Le conflit montait entre les deux hommes. Le ministre reprochait au général d’avoir entravé des réformes pour une armée usée par plus de quatre ans de guerre contre la Russie et en sérieux manque de nouvelles recrues pour le front. Il affirmait également qu’ « au lieu de trouver comment vaincre la Russie, il cherche comment diviser le pays » en ourdissant des intrigues, en montant ses officiers les uns contre les autres et en les enfermant dans des lourdeurs bureaucratiques. Le général aurait riposté en présentant un « ultimatum » au président, exigeant son départ. Zelensky a choisi le commandant en chef, provoquant le mécontentement d’une bonne partie de ses concitoyens qui ont manifesté à Kiev et dans plusieurs villes aux cris de « honte », « rendez-nous Fedorov ». Ce dernier pourrait retrouver un poste important et, selon des rumeurs, Syrsky serait bientôt écarté…

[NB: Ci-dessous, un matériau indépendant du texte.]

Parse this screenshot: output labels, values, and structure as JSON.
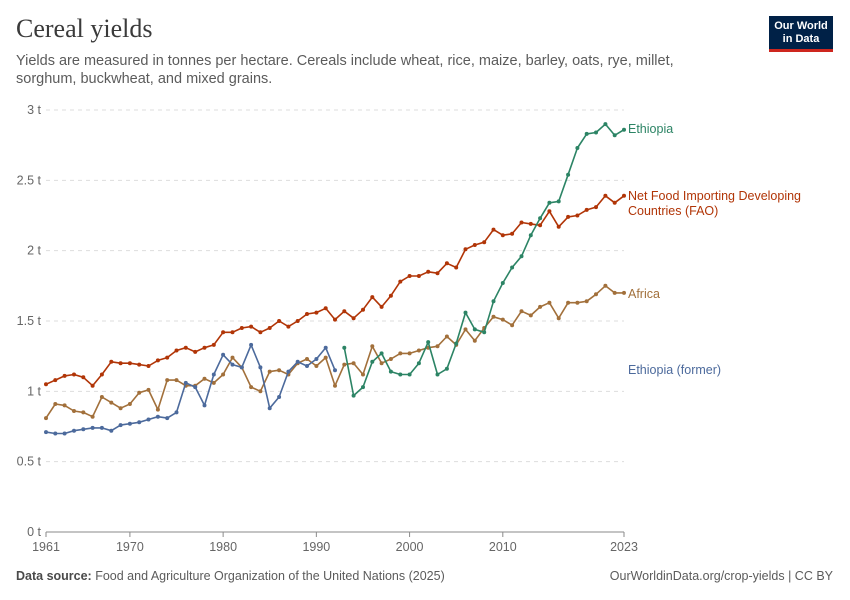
{
  "header": {
    "title": "Cereal yields",
    "subtitle": "Yields are measured in tonnes per hectare. Cereals include wheat, rice, maize, barley, oats, rye, millet, sorghum, buckwheat, and mixed grains.",
    "logo_line1": "Our World",
    "logo_line2": "in Data"
  },
  "footer": {
    "source_label": "Data source:",
    "source_text": "Food and Agriculture Organization of the United Nations (2025)",
    "url_text": "OurWorldinData.org/crop-yields | CC BY"
  },
  "chart_data": {
    "type": "line",
    "title": "Cereal yields",
    "xlabel": "",
    "ylabel": "",
    "xlim": [
      1961,
      2023
    ],
    "ylim": [
      0,
      3
    ],
    "x_ticks": [
      1961,
      1970,
      1980,
      1990,
      2000,
      2010,
      2023
    ],
    "y_ticks": [
      {
        "value": 0,
        "label": "0 t"
      },
      {
        "value": 0.5,
        "label": "0.5 t"
      },
      {
        "value": 1,
        "label": "1 t"
      },
      {
        "value": 1.5,
        "label": "1.5 t"
      },
      {
        "value": 2,
        "label": "2 t"
      },
      {
        "value": 2.5,
        "label": "2.5 t"
      },
      {
        "value": 3,
        "label": "3 t"
      }
    ],
    "grid": true,
    "series": [
      {
        "name": "Net Food Importing Developing Countries (FAO)",
        "label_lines": [
          "Net Food Importing Developing",
          "Countries (FAO)"
        ],
        "color": "#b13507",
        "start": 1961,
        "values": [
          1.05,
          1.08,
          1.11,
          1.12,
          1.1,
          1.04,
          1.12,
          1.21,
          1.2,
          1.2,
          1.19,
          1.18,
          1.22,
          1.24,
          1.29,
          1.31,
          1.28,
          1.31,
          1.33,
          1.42,
          1.42,
          1.45,
          1.46,
          1.42,
          1.45,
          1.5,
          1.46,
          1.5,
          1.55,
          1.56,
          1.59,
          1.51,
          1.57,
          1.52,
          1.58,
          1.67,
          1.6,
          1.68,
          1.78,
          1.82,
          1.82,
          1.85,
          1.84,
          1.91,
          1.88,
          2.01,
          2.04,
          2.06,
          2.15,
          2.11,
          2.12,
          2.2,
          2.19,
          2.18,
          2.28,
          2.17,
          2.24,
          2.25,
          2.29,
          2.31,
          2.39,
          2.34,
          2.39
        ]
      },
      {
        "name": "Africa",
        "label_lines": [
          "Africa"
        ],
        "color": "#a2703b",
        "start": 1961,
        "values": [
          0.81,
          0.91,
          0.9,
          0.86,
          0.85,
          0.82,
          0.96,
          0.92,
          0.88,
          0.91,
          0.99,
          1.01,
          0.87,
          1.08,
          1.08,
          1.04,
          1.04,
          1.09,
          1.06,
          1.12,
          1.24,
          1.17,
          1.03,
          1.0,
          1.14,
          1.15,
          1.12,
          1.2,
          1.23,
          1.18,
          1.24,
          1.04,
          1.19,
          1.2,
          1.12,
          1.32,
          1.2,
          1.23,
          1.27,
          1.27,
          1.29,
          1.31,
          1.32,
          1.39,
          1.33,
          1.44,
          1.36,
          1.45,
          1.53,
          1.51,
          1.47,
          1.57,
          1.54,
          1.6,
          1.63,
          1.52,
          1.63,
          1.63,
          1.64,
          1.69,
          1.75,
          1.7,
          1.7
        ]
      },
      {
        "name": "Ethiopia (former)",
        "label_lines": [
          "Ethiopia (former)"
        ],
        "color": "#4c6a9c",
        "start": 1961,
        "values": [
          0.71,
          0.7,
          0.7,
          0.72,
          0.73,
          0.74,
          0.74,
          0.72,
          0.76,
          0.77,
          0.78,
          0.8,
          0.82,
          0.81,
          0.85,
          1.06,
          1.03,
          0.9,
          1.12,
          1.26,
          1.19,
          1.17,
          1.33,
          1.17,
          0.88,
          0.96,
          1.14,
          1.21,
          1.18,
          1.23,
          1.31,
          1.15
        ]
      },
      {
        "name": "Ethiopia",
        "label_lines": [
          "Ethiopia"
        ],
        "color": "#2c8465",
        "start": 1993,
        "values": [
          1.31,
          0.97,
          1.03,
          1.21,
          1.27,
          1.14,
          1.12,
          1.12,
          1.2,
          1.35,
          1.12,
          1.16,
          1.34,
          1.56,
          1.44,
          1.42,
          1.64,
          1.77,
          1.88,
          1.96,
          2.11,
          2.23,
          2.34,
          2.35,
          2.54,
          2.73,
          2.83,
          2.84,
          2.9,
          2.82,
          2.86
        ]
      }
    ]
  }
}
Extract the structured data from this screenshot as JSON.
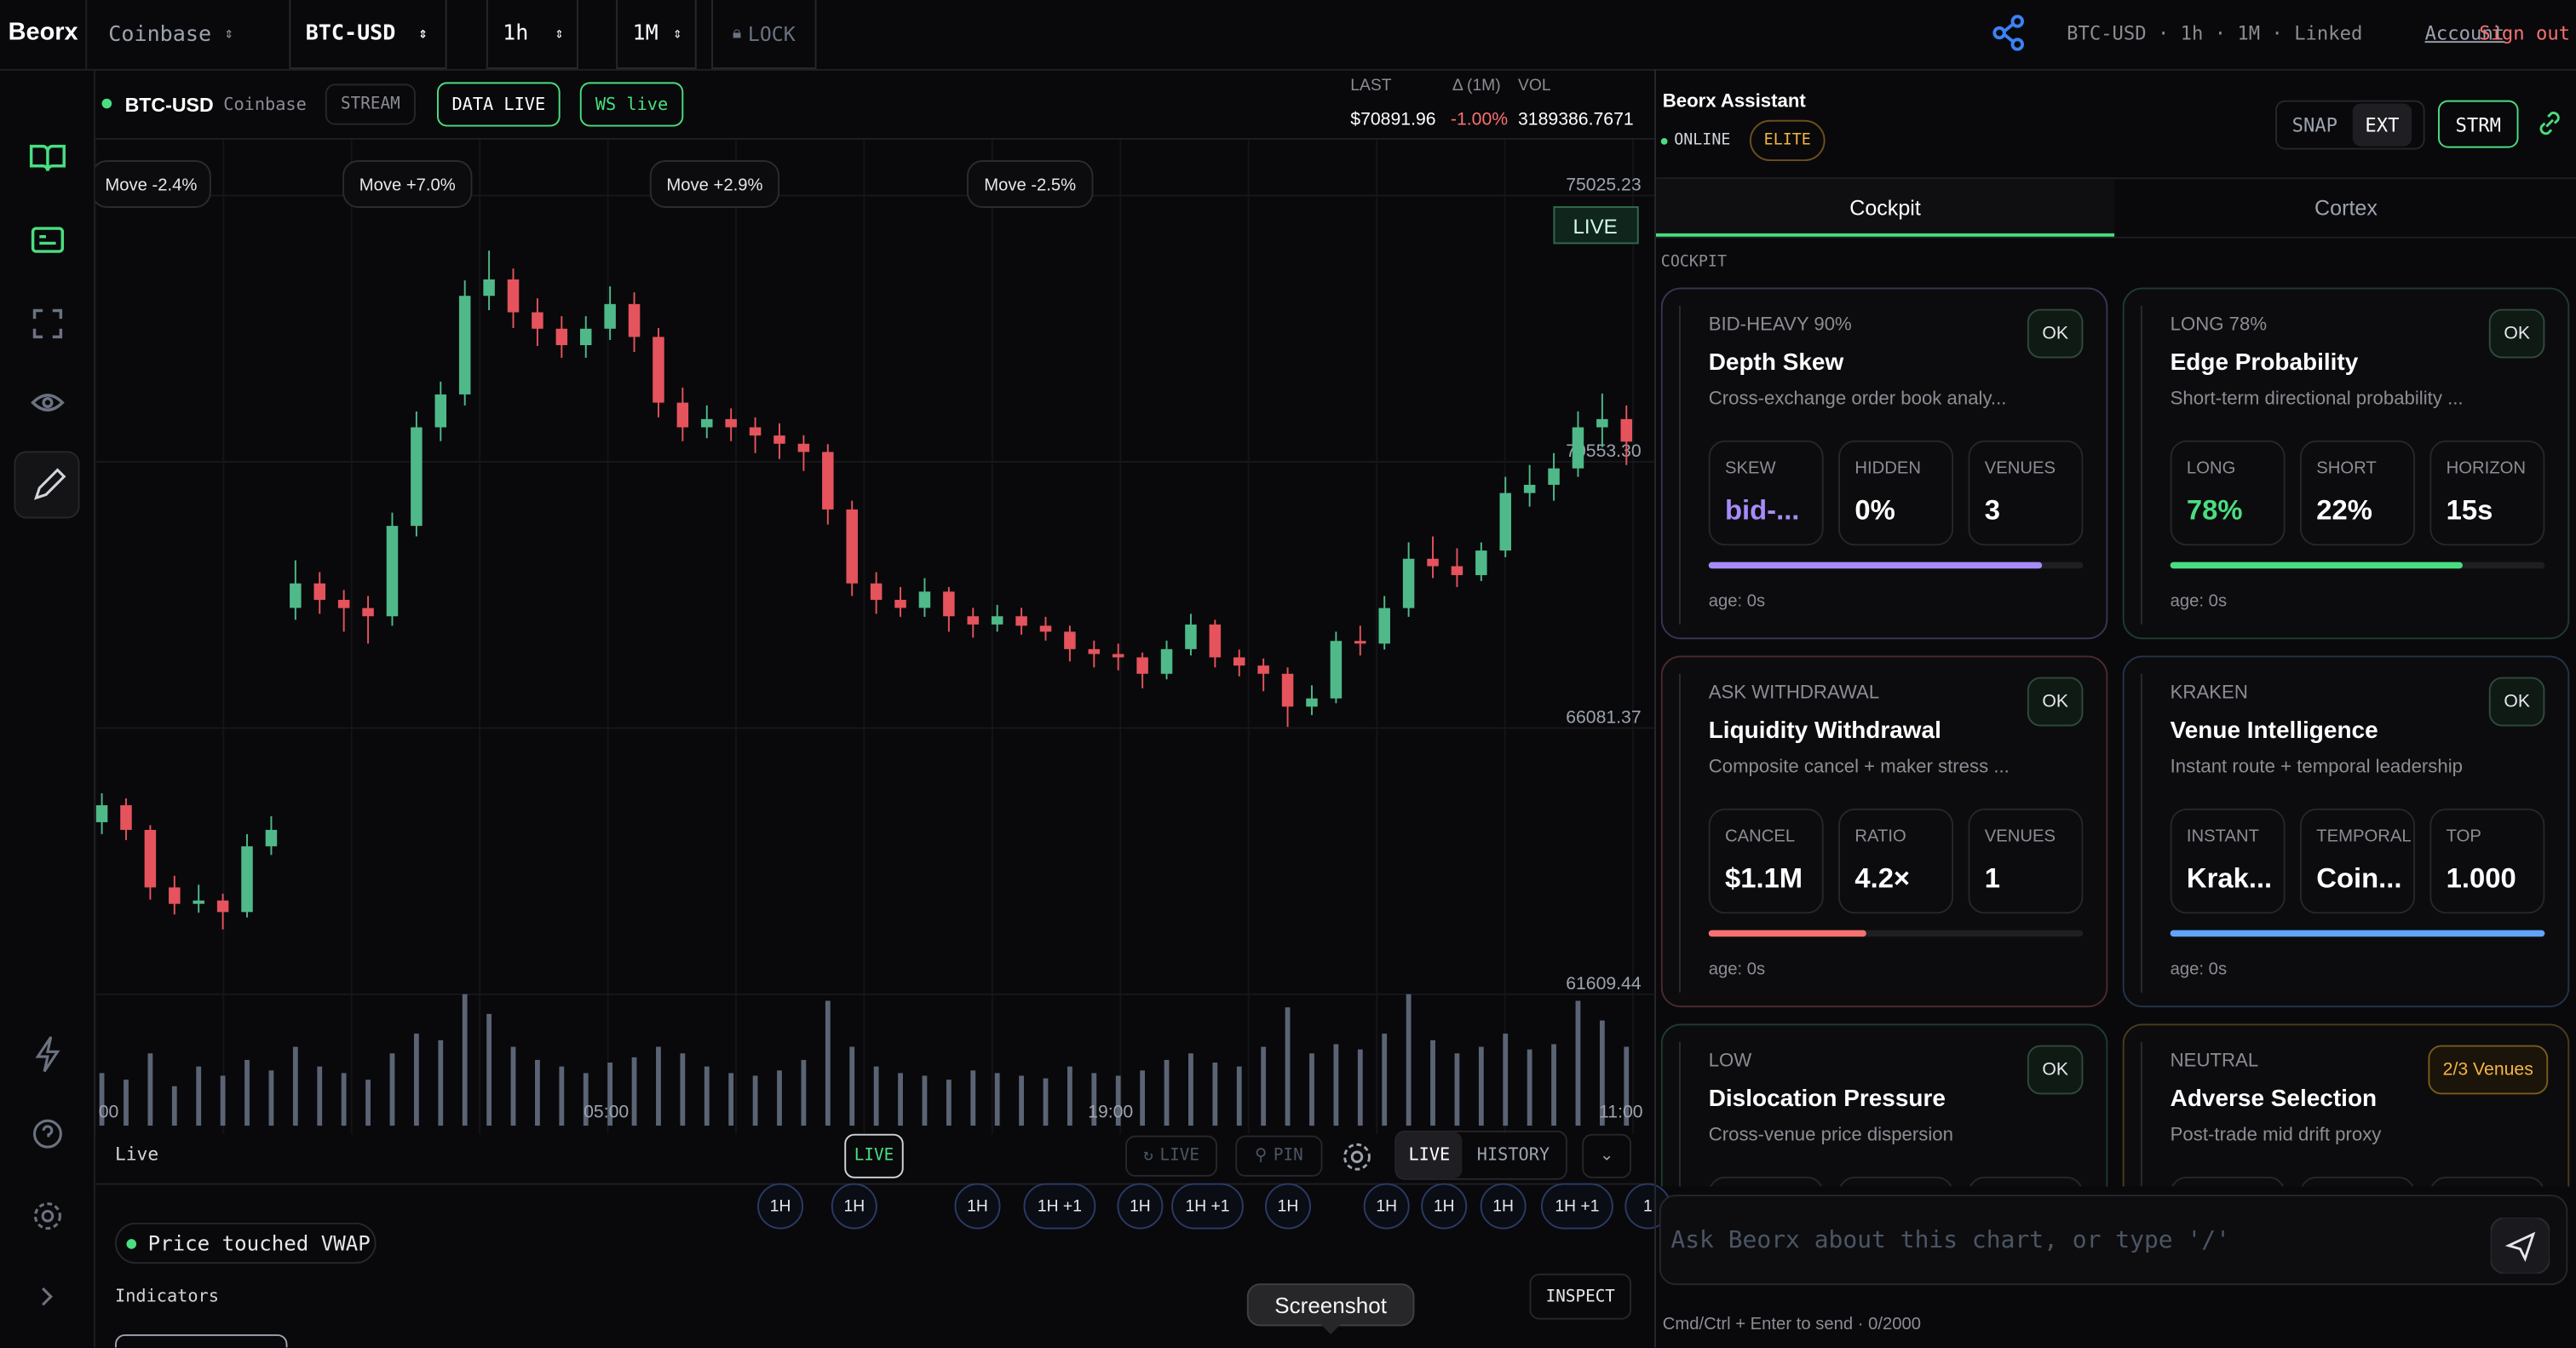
{
  "header": {
    "brand": "Beorx",
    "exchange": "Coinbase",
    "pair": "BTC-USD",
    "interval": "1h",
    "range": "1M",
    "lock": "LOCK",
    "status": "BTC-USD · 1h · 1M · Linked",
    "account": "Account",
    "sign_out": "Sign out"
  },
  "chart_header": {
    "symbol": "BTC-USD",
    "exchange": "Coinbase",
    "badges": [
      "STREAM",
      "DATA LIVE",
      "WS live"
    ],
    "stat_labels": [
      "LAST",
      "Δ (1M)",
      "VOL"
    ],
    "stat_values": [
      "$70891.96",
      "-1.00%",
      "3189386.7671"
    ]
  },
  "chart_data": {
    "type": "candlestick",
    "live_label": "LIVE",
    "annotations": [
      "Move -2.4%",
      "Move +7.0%",
      "Move +2.9%",
      "Move -2.5%"
    ],
    "x_labels": [
      "00",
      "05:00",
      "19:00",
      "11:00"
    ],
    "ylim": [
      59265,
      75964
    ],
    "yticks": [
      61609.44,
      66081.37,
      {
        "value": 70553.3,
        "label": "70553.30"
      },
      75025.23
    ],
    "up_color": "#4fb98a",
    "down_color": "#e5535c",
    "volume_color": "#5b6475",
    "candles": [
      [
        64500,
        64985,
        64300,
        64785
      ],
      [
        64785,
        64900,
        64200,
        64371
      ],
      [
        64371,
        64450,
        63200,
        63405
      ],
      [
        63405,
        63600,
        62950,
        63129
      ],
      [
        63129,
        63450,
        62980,
        63185
      ],
      [
        63185,
        63300,
        62700,
        62991
      ],
      [
        62991,
        64300,
        62900,
        64095
      ],
      [
        64095,
        64600,
        63950,
        64371
      ],
      [
        68100,
        68900,
        67900,
        68511
      ],
      [
        68511,
        68700,
        68000,
        68235
      ],
      [
        68235,
        68400,
        67700,
        68097
      ],
      [
        68097,
        68300,
        67500,
        67959
      ],
      [
        67959,
        69700,
        67800,
        69477
      ],
      [
        69477,
        71400,
        69300,
        71133
      ],
      [
        71133,
        71900,
        70900,
        71685
      ],
      [
        71685,
        73600,
        71500,
        73341
      ],
      [
        73341,
        74100,
        73100,
        73617
      ],
      [
        73617,
        73800,
        72800,
        73065
      ],
      [
        73065,
        73300,
        72500,
        72789
      ],
      [
        72789,
        73000,
        72300,
        72513
      ],
      [
        72513,
        73000,
        72300,
        72789
      ],
      [
        72789,
        73500,
        72600,
        73203
      ],
      [
        73203,
        73400,
        72400,
        72651
      ],
      [
        72651,
        72800,
        71300,
        71547
      ],
      [
        71547,
        71800,
        70900,
        71133
      ],
      [
        71133,
        71500,
        70950,
        71271
      ],
      [
        71271,
        71450,
        70900,
        71133
      ],
      [
        71133,
        71300,
        70700,
        70995
      ],
      [
        70995,
        71200,
        70600,
        70857
      ],
      [
        70857,
        71000,
        70400,
        70719
      ],
      [
        70719,
        70850,
        69500,
        69753
      ],
      [
        69753,
        69900,
        68300,
        68511
      ],
      [
        68511,
        68700,
        68000,
        68235
      ],
      [
        68235,
        68450,
        67950,
        68100
      ],
      [
        68100,
        68600,
        67950,
        68373
      ],
      [
        68373,
        68450,
        67700,
        67959
      ],
      [
        67959,
        68100,
        67600,
        67821
      ],
      [
        67821,
        68150,
        67700,
        67959
      ],
      [
        67959,
        68100,
        67650,
        67800
      ],
      [
        67800,
        67950,
        67550,
        67700
      ],
      [
        67700,
        67800,
        67200,
        67407
      ],
      [
        67407,
        67550,
        67100,
        67325
      ],
      [
        67325,
        67500,
        67050,
        67269
      ],
      [
        67269,
        67350,
        66750,
        66993
      ],
      [
        66993,
        67550,
        66900,
        67407
      ],
      [
        67407,
        68000,
        67300,
        67821
      ],
      [
        67821,
        67900,
        67100,
        67269
      ],
      [
        67269,
        67400,
        66950,
        67131
      ],
      [
        67131,
        67250,
        66700,
        66993
      ],
      [
        66993,
        67100,
        66100,
        66441
      ],
      [
        66441,
        66800,
        66300,
        66579
      ],
      [
        66579,
        67700,
        66500,
        67545
      ],
      [
        67545,
        67800,
        67300,
        67500
      ],
      [
        67500,
        68300,
        67400,
        68097
      ],
      [
        68097,
        69200,
        67950,
        68925
      ],
      [
        68925,
        69300,
        68600,
        68800
      ],
      [
        68800,
        69100,
        68450,
        68650
      ],
      [
        68650,
        69200,
        68550,
        69063
      ],
      [
        69063,
        70300,
        68950,
        70029
      ],
      [
        70029,
        70500,
        69800,
        70167
      ],
      [
        70167,
        70700,
        69900,
        70443
      ],
      [
        70443,
        71400,
        70300,
        71133
      ],
      [
        71133,
        71700,
        70800,
        71271
      ],
      [
        71271,
        71500,
        70500,
        70891.96
      ]
    ],
    "volumes": [
      40,
      35,
      55,
      30,
      45,
      38,
      50,
      42,
      60,
      45,
      40,
      35,
      55,
      70,
      65,
      100,
      85,
      60,
      50,
      45,
      40,
      48,
      52,
      60,
      55,
      45,
      40,
      38,
      42,
      50,
      95,
      60,
      45,
      40,
      38,
      35,
      42,
      40,
      38,
      36,
      45,
      40,
      38,
      42,
      50,
      55,
      48,
      45,
      60,
      90,
      55,
      62,
      58,
      70,
      100,
      65,
      55,
      60,
      70,
      58,
      62,
      95,
      80,
      60
    ]
  },
  "toolbar": {
    "mode": "Live",
    "live": "LIVE",
    "live_disabled": "LIVE",
    "pin": "PIN",
    "seg_live": "LIVE",
    "seg_history": "HISTORY"
  },
  "chips": [
    "1H",
    "1H",
    "1H",
    "1H +1",
    "1H",
    "1H +1",
    "1H",
    "1H",
    "1H",
    "1H",
    "1H +1",
    "1"
  ],
  "bottom": {
    "alert": "Price touched VWAP",
    "indicators": "Indicators",
    "inspect": "INSPECT",
    "tooltip": "Screenshot"
  },
  "assistant": {
    "title": "Beorx Assistant",
    "status": "ONLINE",
    "tier": "ELITE",
    "buttons": [
      "SNAP",
      "EXT",
      "STRM"
    ],
    "tabs": [
      "Cockpit",
      "Cortex"
    ],
    "section": "COCKPIT",
    "cards": [
      {
        "tag": "BID-HEAVY 90%",
        "title": "Depth Skew",
        "desc": "Cross-exchange order book analy...",
        "badge": "OK",
        "color": "#a78bfa",
        "metrics": [
          {
            "label": "SKEW",
            "value": "bid-..."
          },
          {
            "label": "HIDDEN",
            "value": "0%"
          },
          {
            "label": "VENUES",
            "value": "3"
          }
        ],
        "progress": 89,
        "age": "age: 0s"
      },
      {
        "tag": "LONG 78%",
        "title": "Edge Probability",
        "desc": "Short-term directional probability ...",
        "badge": "OK",
        "color": "#4ade80",
        "metrics": [
          {
            "label": "LONG",
            "value": "78%"
          },
          {
            "label": "SHORT",
            "value": "22%"
          },
          {
            "label": "HORIZON",
            "value": "15s"
          }
        ],
        "progress": 78,
        "age": "age: 0s"
      },
      {
        "tag": "ASK WITHDRAWAL",
        "title": "Liquidity Withdrawal",
        "desc": "Composite cancel + maker stress ...",
        "badge": "OK",
        "color": "#f87171",
        "metrics": [
          {
            "label": "CANCEL",
            "value": "$1.1M"
          },
          {
            "label": "RATIO",
            "value": "4.2×"
          },
          {
            "label": "VENUES",
            "value": "1"
          }
        ],
        "progress": 42,
        "age": "age: 0s"
      },
      {
        "tag": "KRAKEN",
        "title": "Venue Intelligence",
        "desc": "Instant route + temporal leadership",
        "badge": "OK",
        "color": "#60a5fa",
        "metrics": [
          {
            "label": "INSTANT",
            "value": "Krak..."
          },
          {
            "label": "TEMPORAL",
            "value": "Coin..."
          },
          {
            "label": "TOP",
            "value": "1.000"
          }
        ],
        "progress": 100,
        "age": "age: 0s"
      },
      {
        "tag": "LOW",
        "title": "Dislocation Pressure",
        "desc": "Cross-venue price dispersion",
        "badge": "OK",
        "color": "#4ade80"
      },
      {
        "tag": "NEUTRAL",
        "title": "Adverse Selection",
        "desc": "Post-trade mid drift proxy",
        "badge": "2/3 Venues",
        "color": "#f5b544"
      }
    ],
    "placeholder": "Ask Beorx about this chart, or type '/'",
    "hint": "Cmd/Ctrl + Enter to send · 0/2000"
  }
}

Volodymyr Zelensky qui a changé tout son gouvernement, aurait aimé, dit-il, « ne pas avoir à choisir » a assuré « comprendre, écouter et répondre à la société ». Il cherche à renforcer l’efficacité de l’administration et la résilience du pays, notamment à l’approche de l’hiver, avec la menace qui plane sur le système énergétique. Ce qui explique la nomination de Serhii Koretskyi au poste de Premier ministre. Spécialiste du secteur énergétique, il avait été loué pour sa gestion des ressources durant le rude hiver précédent, lorsque les frappes russes avaient plongé des millions de personnes dans le noir et le froid.
Si des Ukrainiens ont manifesté contre leur président, comme l’an dernier quand ils protestaient contre une tentative de réduire l’indépendance des principales institutions ukrainiennes de lutte contre la corruption, il ne semble pas que Zelensky soit vraiment menacé car les Ukrainiens sont soucieux de stabilité. Tout dépendra de l’évolution de la guerre, du résultat de ces 40 jours d’offensive.
À Moscou, plusieurs blogueurs militaires se sont félicités de cette crise politique, l’un d’eux remerciant même M. Zelensky d’avoir écarté un ministre qui avait « causé tant de problèmes » aux forces russes.